Autoridades familiarizadas com a investigação dizem que o papel principal de implantes como esses é abrir as portas para que outros invasores possam passar. "Os ataques de hardware são sobre o acesso", como diz um ex-funcionário sênior. Em termos simplificados, os implantes no hardware da Supermicro manipularam as principais instruções operacionais que informam ao servidor o que fazer quando os dados se movem através de uma placa-mãe, dizem duas pessoas familiarizadas com a operação dos chips. Isso aconteceu em um momento crucial, pois pequenos pedaços do sistema operacional estavam sendo armazenados na memória temporária da placa, em direção ao processador central do servidor, a CPU. O implante foi colocado no quadro de modo a permitir que ele efetivamente editasse essa fila de informações, injetando seu próprio código ou alterando a ordem das instruções que a CPU deveria seguir.

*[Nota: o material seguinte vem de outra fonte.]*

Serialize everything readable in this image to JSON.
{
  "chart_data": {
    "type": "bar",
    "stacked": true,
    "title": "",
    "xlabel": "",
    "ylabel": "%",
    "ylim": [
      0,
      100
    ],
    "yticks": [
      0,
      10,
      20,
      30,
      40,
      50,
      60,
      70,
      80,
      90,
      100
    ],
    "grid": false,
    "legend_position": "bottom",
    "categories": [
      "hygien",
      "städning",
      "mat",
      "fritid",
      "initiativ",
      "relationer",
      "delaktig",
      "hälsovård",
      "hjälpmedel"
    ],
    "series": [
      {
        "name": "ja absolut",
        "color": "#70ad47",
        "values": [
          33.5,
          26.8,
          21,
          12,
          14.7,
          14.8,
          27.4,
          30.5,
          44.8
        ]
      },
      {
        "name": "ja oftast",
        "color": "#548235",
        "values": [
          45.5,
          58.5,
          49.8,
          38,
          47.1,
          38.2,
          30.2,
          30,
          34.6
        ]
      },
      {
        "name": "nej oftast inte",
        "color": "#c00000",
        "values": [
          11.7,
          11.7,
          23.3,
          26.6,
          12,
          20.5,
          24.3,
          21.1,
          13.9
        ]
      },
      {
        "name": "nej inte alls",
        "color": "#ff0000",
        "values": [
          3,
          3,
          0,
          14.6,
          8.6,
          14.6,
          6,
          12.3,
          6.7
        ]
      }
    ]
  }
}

Como os implantes eram pequenos, a quantidade de código que eles continham era pequena também. Mas eles eram capazes de fazer duas coisas muito importantes: dizer ao dispositivo para se comunicar com um dos vários computadores anônimos em outros lugares da internet que estavam carregados com código mais complexo; e preparar o sistema operacional do dispositivo para aceitar esse novo código. Os chips ilícitos poderiam fazer tudo isso porque estavam conectados ao controlador de gerenciamento da placa base, um tipo de superchip que os administradores usam para fazer logon remotamente em servidores problemáticos, dando acesso ao código mais sensível mesmo em máquinas que falharam ou foram desligadas.

Esse sistema poderia permitir que os invasores alterassem a maneira como o dispositivo funcionava, linha por linha, como queriam, sem deixar ninguém mais sábio. Para entender o poder que lhes daria, tome este exemplo hipotético: Em algum lugar no sistema operacional Linux, que é executado em muitos servidores, está o código que autoriza um usuário, verificando uma senha digitada em relação a uma senha criptografada armazenada. Um chip implantado pode alterar parte desse código para que o servidor não procure uma senha - e pronto! Uma máquina segura está aberta a todos e quaisquer usuários. Um chip também pode roubar chaves de criptografia para comunicações seguras, bloquear atualizações de segurança que neutralizariam o ataque e abririam novos caminhos para a Internet. Se alguma anomalia fosse notada, provavelmente seria uma estranheza inexplicável. "O hardware abre a porta que quiser", diz Joe FitzPatrick,

Autoridades dos EUA haviam capturado a China experimentando adulteração de hardware antes, mas nunca viram nada dessa escala e ambição. A segurança da cadeia global de suprimentos de tecnologia havia sido comprometida, mesmo que os consumidores e a maioria das empresas ainda não soubessem disso. O que restava para os investigadores aprenderem era como os invasores haviam se infiltrado tão completamente no processo de produção da Supermicro - e quantas portas eles abriram para os alvos americanos.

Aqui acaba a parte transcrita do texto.